The handguard on my particular rifle uses KeyMod for accessory attachment. But they are also available in the more modern and useful M-Lok. I secured the Atlas bipod to the pic rail underneath, and then I was ready to mount up a riflescope. Continue Reading Here…

A good rifle deserves an even better scope, like the US Optics FDN17x


Running the bolt forward on a cartridge felt smooth and controlled. I could often feel the slightest bind as the bolt closed the last few degrees. Almost like the extractor was having trouble snapping over the cartridge rims. As I brought the reticle to rest on my point of aim, I took up the slack in the trigger and gave it a steady press.

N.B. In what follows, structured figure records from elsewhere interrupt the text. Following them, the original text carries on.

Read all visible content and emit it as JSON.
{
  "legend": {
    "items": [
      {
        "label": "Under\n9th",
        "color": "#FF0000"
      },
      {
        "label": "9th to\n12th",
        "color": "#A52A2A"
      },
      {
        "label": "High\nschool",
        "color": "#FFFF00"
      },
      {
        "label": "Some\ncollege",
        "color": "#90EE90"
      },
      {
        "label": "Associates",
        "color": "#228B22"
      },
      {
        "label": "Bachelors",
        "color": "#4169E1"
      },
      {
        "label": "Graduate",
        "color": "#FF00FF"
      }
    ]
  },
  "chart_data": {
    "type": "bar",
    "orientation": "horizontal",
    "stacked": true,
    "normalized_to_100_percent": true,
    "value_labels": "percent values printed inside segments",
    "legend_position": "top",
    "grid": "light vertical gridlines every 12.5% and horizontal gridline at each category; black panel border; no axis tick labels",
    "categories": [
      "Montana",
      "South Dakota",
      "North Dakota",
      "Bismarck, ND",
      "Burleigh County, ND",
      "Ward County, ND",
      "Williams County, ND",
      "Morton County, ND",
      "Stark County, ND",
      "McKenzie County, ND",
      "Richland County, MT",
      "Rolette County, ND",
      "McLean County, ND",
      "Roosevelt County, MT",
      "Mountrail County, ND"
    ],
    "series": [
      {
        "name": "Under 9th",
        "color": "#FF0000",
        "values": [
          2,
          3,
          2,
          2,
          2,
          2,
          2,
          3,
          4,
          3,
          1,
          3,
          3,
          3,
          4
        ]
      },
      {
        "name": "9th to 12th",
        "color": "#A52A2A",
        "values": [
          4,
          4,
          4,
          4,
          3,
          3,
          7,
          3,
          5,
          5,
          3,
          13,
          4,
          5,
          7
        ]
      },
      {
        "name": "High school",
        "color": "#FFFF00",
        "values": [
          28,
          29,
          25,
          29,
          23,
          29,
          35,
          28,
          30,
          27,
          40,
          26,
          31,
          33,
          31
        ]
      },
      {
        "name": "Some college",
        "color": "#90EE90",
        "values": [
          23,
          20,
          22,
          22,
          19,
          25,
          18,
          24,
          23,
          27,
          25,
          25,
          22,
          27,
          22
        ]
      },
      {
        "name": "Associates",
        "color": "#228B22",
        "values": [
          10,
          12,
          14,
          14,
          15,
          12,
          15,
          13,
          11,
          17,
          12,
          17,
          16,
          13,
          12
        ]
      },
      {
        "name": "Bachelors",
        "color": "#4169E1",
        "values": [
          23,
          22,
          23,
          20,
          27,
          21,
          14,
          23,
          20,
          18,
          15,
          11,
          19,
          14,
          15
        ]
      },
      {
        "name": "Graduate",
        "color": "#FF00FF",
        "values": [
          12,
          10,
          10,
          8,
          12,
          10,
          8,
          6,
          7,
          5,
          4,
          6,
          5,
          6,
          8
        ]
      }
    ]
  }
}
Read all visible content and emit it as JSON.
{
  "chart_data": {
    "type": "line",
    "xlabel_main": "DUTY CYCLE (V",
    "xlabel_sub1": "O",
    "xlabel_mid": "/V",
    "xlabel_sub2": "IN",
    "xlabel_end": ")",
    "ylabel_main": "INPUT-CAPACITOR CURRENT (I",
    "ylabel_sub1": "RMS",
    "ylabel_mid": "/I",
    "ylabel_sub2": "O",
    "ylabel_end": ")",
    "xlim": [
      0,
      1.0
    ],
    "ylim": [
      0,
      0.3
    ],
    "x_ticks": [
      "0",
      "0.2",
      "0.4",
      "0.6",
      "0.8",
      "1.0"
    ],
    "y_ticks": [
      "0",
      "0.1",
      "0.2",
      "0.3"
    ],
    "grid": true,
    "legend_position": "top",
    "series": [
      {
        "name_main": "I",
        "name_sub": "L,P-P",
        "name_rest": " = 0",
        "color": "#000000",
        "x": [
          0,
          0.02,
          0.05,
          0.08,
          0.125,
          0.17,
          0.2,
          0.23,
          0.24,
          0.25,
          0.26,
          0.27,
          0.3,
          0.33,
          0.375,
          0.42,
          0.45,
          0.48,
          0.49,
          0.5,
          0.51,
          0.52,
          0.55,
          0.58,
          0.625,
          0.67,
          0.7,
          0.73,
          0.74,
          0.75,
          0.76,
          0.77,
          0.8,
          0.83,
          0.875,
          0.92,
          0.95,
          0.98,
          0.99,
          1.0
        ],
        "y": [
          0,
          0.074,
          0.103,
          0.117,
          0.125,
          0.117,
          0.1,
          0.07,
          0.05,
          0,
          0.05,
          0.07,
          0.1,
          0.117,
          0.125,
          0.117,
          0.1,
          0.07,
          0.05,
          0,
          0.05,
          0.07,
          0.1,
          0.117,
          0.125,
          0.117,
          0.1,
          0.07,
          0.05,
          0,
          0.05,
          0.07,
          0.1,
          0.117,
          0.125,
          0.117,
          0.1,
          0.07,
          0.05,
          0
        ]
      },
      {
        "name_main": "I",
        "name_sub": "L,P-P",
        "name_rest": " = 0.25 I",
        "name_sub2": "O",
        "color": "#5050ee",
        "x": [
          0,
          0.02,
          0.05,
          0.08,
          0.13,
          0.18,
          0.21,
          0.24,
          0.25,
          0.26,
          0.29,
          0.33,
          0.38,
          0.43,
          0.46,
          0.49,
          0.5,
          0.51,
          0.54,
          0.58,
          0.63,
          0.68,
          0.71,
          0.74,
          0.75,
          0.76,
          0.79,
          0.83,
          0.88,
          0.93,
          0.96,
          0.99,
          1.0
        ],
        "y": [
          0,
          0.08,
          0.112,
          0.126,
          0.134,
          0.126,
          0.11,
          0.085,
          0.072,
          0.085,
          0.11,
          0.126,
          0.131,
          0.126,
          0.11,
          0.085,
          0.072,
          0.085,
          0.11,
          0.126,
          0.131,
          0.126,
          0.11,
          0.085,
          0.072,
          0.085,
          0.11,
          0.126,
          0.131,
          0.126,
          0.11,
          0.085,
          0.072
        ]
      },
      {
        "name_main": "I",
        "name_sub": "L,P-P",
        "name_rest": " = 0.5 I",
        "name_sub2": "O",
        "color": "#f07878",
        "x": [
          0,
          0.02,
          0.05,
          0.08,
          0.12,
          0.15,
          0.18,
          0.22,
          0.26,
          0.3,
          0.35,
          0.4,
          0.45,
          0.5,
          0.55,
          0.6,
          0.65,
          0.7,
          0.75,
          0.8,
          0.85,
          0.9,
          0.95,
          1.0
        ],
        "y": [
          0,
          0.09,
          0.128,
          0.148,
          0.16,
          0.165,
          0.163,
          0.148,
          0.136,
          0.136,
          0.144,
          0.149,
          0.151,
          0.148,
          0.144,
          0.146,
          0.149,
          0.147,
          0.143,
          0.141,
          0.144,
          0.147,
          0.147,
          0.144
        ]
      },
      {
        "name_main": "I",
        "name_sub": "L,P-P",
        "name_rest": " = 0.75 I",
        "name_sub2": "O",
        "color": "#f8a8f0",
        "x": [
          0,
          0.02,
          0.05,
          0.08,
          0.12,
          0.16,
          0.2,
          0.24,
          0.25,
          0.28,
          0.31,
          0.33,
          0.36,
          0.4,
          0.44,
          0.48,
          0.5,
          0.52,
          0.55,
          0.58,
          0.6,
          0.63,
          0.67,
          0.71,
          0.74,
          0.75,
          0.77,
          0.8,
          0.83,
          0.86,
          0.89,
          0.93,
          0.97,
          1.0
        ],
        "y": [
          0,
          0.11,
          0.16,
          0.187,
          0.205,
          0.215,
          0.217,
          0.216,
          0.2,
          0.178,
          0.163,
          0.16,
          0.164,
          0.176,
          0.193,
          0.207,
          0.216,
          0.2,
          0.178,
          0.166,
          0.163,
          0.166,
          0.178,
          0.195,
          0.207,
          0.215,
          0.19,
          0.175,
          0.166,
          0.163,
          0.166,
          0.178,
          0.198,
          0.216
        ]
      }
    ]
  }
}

Repeating the process another four times and made a nice little vertically strung group. I have noticed this tendency during this cold time of year. Particularly when both rifle and ammo are below freezing temperatures.

As the bore warms and each round is chambered into a progressively warmer chamber. Velocity increases slightly and brings the point of impact up a touch with each shot. Horizontal dispersion was minimal, and the overall group size was just under an inch.

That’s not too shabby using what most would consider plinking ammo, and the results were even better when shooting 140-grain match ammunition. I pushed the RPR out to half a mile to see how it performed. As I suspected, it was easy impacts. Recoil on the rifle wasn’t terrible, allowing me to spot my impacts at those extended ranges.

federal 6.5 creedmoor ammunition american eagle
Even the inexpensive American Eagle 120 grain ammo shot well


Shooting this rifle go without seeing how it does with a suppressor wasn’t an option to me. To that end, I pulled out my Yankee Hill Machine Nitro N20 suppressor. During my range time I noticed only a small change in point of impact. Likely due to the light weight of the Nitro.

It was beautiful to shoot in the open country of the mountains and listen to the long journey of the bullets. They hissed through the sky before they thumped into the target. I think the RPR deserves a good suppressor, it makes a great little rifle even better.


At first, I wondered why they made it a 24-inch barrel versus a 26-inch barrel. After running around with this thing, I understand why.  If I had the ability to order the RPR from the factory, I would have done so with a shorter barrel length that was more like 20 inches.

Ruger Precision rifle 6.5 Creedmoor
rifle details; notice QD sling cup behind the grip, and locking mechanism for folding stock just above it

Adding a folding stock is great for reducing the length of the rifle, at least when you are trying to transport it. But another one of my complaints has to do with the folding mechanism, mainly that it only locks in the shooting position.

While it’s not a deal-breaker for me,  it would be really easy to get something pinched in the pivot point. Especially when the stock inevitably comes swinging back as you try and maneuver it.

The magazine release was also a touch tough for my taste. It was easy to falsely engage the magazine on this rifle to where it looked like it was in. Making you think it was secure, but was not really secured.

Ruger’s magazine release also seemed to require a touch more force than I would expect for such a simple and common motion. This is likely something that can be adjusted or corrected by the user, so don’t worry too much about it.


As I suspected, the Ruger Precision Rifle 6.5 Creedmoor is just what I thought it would be – a great-shooting production rifle with an entry-level price tag but professional results. Sure, it’s not as nice as the custom precision rifles out there.

And you can feel that it has been mass-produced. But nonetheless, the rifle performs very well in its capacity. It gives the user accurate shots, a familiar manual of arms, and pleasing aesthetics.

Above and beyond that, there are countless ways to customize and improve the rifle with excellent aftermarket support. I have some nice rifles in my safe. I wouldn’t trade any of them for a Ruger RPR, but I wouldn’t mind having a couple RPRs in the safe to give them company.